Casio se encogió de hombros. Estaba claro que no le importaba si yo vivía o moría. Sin embargo, después de leerle las verdaderas órdenes del emperador, porque él no sabía leer francés, la actitud del jefe guerrillero hacia mí cambió y se mostró casi afectuoso.

—Como ves, mis sospechas eran correctas —afirmé, muy ufano—. La condesa todavía es una agente francesa. El informe que preparó para que nosotros lo robásemos era una trampa. Cuando comparas el sello del emperador con los demás, ves que el informe que esa mujer me dio es una falsificación. Las órdenes reales que tenemos aquí para los comandantes del emperador difieren de su orden fraudulenta. Rosa y la condesa eran parte del plan para engañamos. Este pobre pícaro colonial que tienes ante ti —añadí con una modesta sonrisa— es mucho más patriota que esas dos putas sediciosas.

—Estoy muy desilusionado con Rosa —manifestó Casio—. Puedo comprender a la condesa, sólo es española por matrimonio, pero Rosa era una de nosotros. Sospecho que después de que la violaron…

—¿Los franceses violaron a Rosa?

—Fueron nuestros guerrilleros los que lo hicieron, o al menos un grupo de bandidos que afirmaban ser guerrilleros. Ella les llevaba un mensaje de mi parte y la recompensaron por arriesgar su vida pasándosela de mano en mano.

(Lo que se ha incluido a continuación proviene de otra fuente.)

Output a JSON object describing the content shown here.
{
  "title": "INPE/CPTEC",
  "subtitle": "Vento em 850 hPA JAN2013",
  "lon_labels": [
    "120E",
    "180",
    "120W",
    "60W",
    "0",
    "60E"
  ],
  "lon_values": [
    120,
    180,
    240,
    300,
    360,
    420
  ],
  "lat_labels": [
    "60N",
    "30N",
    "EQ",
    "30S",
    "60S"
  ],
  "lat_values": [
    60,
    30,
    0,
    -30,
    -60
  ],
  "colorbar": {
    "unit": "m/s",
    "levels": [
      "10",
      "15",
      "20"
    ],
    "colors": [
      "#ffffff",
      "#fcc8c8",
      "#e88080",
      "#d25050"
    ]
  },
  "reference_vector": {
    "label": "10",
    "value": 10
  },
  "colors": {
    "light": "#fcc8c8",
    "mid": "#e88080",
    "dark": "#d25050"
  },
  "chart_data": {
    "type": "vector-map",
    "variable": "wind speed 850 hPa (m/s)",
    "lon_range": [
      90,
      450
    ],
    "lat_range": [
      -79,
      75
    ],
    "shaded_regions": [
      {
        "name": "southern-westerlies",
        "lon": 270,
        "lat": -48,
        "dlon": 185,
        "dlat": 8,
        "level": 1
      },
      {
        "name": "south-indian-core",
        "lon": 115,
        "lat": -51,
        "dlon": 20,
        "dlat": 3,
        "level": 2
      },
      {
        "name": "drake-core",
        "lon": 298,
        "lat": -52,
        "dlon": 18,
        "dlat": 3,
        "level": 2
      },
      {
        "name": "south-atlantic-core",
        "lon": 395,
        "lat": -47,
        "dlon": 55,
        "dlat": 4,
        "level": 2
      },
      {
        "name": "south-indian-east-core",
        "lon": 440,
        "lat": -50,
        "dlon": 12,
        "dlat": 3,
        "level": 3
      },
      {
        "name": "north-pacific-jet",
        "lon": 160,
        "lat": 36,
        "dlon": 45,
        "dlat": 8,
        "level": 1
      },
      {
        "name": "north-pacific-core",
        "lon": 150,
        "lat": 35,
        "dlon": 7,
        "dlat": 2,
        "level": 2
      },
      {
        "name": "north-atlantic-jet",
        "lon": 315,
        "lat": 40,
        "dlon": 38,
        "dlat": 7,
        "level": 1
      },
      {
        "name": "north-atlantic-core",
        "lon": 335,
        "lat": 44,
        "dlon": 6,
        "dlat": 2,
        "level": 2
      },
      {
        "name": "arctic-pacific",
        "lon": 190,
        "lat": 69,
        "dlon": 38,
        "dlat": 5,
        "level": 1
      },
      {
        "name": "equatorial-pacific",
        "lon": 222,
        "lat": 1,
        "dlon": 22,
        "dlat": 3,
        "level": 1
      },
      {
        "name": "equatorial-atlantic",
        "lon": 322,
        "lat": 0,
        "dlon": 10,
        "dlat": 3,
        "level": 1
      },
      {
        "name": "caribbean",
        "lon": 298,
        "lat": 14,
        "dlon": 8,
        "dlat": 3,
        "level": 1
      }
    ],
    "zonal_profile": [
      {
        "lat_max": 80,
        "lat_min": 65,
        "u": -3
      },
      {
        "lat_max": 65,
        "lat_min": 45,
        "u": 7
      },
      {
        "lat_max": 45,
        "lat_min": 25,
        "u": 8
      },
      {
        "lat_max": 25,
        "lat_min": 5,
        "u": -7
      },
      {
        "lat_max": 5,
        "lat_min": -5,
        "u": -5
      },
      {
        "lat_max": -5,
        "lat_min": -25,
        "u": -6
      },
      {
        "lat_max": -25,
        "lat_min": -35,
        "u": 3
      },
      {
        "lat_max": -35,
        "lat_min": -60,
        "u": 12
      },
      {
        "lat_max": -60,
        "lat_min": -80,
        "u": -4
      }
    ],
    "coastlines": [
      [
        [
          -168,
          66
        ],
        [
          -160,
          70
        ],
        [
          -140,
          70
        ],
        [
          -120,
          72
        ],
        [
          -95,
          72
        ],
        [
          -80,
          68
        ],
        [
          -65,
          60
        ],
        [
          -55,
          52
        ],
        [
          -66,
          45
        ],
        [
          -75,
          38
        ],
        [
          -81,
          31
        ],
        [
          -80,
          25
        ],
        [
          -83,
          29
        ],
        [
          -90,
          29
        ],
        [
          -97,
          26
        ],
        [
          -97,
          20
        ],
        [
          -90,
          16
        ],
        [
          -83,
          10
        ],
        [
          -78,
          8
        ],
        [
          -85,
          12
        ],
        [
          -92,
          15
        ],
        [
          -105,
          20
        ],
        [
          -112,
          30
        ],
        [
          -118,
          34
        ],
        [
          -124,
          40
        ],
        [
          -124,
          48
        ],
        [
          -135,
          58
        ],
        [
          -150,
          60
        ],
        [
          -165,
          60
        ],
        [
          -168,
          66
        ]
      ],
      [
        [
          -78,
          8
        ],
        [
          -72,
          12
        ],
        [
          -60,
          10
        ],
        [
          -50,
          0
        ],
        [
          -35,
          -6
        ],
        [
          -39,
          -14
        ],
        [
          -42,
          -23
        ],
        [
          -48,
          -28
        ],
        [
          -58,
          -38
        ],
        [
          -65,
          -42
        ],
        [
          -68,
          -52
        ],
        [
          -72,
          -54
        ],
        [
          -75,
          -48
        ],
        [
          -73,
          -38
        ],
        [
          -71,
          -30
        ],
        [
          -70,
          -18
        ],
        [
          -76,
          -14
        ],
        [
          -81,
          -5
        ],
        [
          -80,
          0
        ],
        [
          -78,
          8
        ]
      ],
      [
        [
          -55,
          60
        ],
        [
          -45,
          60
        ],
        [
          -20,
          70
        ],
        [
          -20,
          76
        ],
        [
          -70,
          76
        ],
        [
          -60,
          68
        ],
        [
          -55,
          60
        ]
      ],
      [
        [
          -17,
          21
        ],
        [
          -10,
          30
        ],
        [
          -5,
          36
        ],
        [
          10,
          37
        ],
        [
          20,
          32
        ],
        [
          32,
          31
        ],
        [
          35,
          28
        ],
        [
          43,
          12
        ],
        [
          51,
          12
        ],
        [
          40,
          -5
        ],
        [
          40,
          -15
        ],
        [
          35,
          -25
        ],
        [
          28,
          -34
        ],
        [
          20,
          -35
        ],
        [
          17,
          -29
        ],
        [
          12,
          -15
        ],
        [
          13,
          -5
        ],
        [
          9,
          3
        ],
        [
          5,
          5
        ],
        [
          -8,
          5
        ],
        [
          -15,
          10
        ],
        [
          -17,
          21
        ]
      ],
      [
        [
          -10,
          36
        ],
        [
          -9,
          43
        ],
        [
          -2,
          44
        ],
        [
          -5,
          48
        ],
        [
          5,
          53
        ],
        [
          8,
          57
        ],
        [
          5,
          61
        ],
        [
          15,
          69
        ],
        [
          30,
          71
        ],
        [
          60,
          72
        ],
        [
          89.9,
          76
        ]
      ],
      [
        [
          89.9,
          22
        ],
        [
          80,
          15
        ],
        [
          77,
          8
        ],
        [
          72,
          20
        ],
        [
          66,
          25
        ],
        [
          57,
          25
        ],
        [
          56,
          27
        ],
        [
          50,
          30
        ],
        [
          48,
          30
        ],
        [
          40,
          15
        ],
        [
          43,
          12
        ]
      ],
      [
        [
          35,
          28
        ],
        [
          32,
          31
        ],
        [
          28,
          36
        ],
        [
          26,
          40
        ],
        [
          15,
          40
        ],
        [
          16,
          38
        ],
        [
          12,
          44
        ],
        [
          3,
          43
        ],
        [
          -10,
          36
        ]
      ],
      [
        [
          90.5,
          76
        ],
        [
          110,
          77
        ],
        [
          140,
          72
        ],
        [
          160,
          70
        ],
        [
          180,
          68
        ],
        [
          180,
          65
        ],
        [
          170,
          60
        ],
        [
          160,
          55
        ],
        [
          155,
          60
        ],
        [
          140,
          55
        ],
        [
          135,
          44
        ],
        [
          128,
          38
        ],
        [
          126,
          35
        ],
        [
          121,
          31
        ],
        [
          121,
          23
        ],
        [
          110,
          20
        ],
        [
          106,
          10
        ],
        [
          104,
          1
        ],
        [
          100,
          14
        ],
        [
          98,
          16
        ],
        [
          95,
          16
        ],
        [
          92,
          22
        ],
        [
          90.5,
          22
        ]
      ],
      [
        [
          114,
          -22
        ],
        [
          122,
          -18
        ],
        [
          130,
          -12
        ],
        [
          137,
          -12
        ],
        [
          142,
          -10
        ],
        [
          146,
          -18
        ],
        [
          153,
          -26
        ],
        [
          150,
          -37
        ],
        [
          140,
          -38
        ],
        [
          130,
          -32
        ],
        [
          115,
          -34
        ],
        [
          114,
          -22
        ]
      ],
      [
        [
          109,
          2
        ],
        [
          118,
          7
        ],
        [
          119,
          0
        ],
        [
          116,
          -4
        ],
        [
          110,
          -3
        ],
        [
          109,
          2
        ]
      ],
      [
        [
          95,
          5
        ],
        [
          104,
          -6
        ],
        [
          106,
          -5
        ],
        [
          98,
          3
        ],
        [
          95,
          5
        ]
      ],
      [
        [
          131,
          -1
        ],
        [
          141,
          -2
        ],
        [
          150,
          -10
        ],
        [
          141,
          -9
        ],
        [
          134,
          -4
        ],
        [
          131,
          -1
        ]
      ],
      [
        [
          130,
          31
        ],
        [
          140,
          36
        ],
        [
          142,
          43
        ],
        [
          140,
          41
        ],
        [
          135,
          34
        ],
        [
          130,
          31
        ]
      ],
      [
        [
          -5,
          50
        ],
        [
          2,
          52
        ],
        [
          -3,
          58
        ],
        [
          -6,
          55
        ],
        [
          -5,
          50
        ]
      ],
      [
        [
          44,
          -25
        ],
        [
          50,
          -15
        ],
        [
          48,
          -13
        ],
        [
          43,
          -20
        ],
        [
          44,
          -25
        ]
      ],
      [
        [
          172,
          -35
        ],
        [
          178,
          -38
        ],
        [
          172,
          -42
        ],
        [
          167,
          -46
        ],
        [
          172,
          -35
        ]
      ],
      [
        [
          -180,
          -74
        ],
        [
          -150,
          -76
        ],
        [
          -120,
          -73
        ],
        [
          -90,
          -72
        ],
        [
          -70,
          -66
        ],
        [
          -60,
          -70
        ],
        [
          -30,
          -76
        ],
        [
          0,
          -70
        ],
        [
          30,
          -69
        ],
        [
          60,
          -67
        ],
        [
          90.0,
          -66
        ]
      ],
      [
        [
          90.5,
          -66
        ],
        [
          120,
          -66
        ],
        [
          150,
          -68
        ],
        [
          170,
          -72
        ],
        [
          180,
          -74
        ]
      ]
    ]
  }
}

—A esos cabrones habría que castrarlos.

—Esos cabrones están muertos. Rosa se ocupó de ellos. Pero acabará en la misma fosa si la encontramos. Por su bien, espero que escape a Francia con la condesa.

No le había mencionado el encuentro sexual de Rosa con la condesa. Me lo guardé por lealtad a su hermano Carlos. Él lo habría querido así. Su madre había perdido un hijo. Carlos no hubiera querido que aumentara todavía más el inevitable desconsuelo de la anciana por la traición de su hija… con un cotilleo lujurioso.

—Nuestro conocimiento de sus planes será un serio revés para los franceses —afirmó Casio—. Planean una campaña mayor contra Gerona, un ataque por sorpresa después de fingir que se limitarán a continuar con el asedio.

—Tendrán que cambiar los planos.

Él negó con la cabeza.

—No es tan fácil. El emperador mantiene un estricto control del movimiento de tropas pese a estar muy lejos, y la actividad constante de nuestras guerrillas interrumpe sus líneas de comunicación. Los generales deberán seguir las órdenes vigentes. Además, el general Habert no desvelará el robo de los planos. Napoleón podría mandarlo fusilar por semejante torpeza.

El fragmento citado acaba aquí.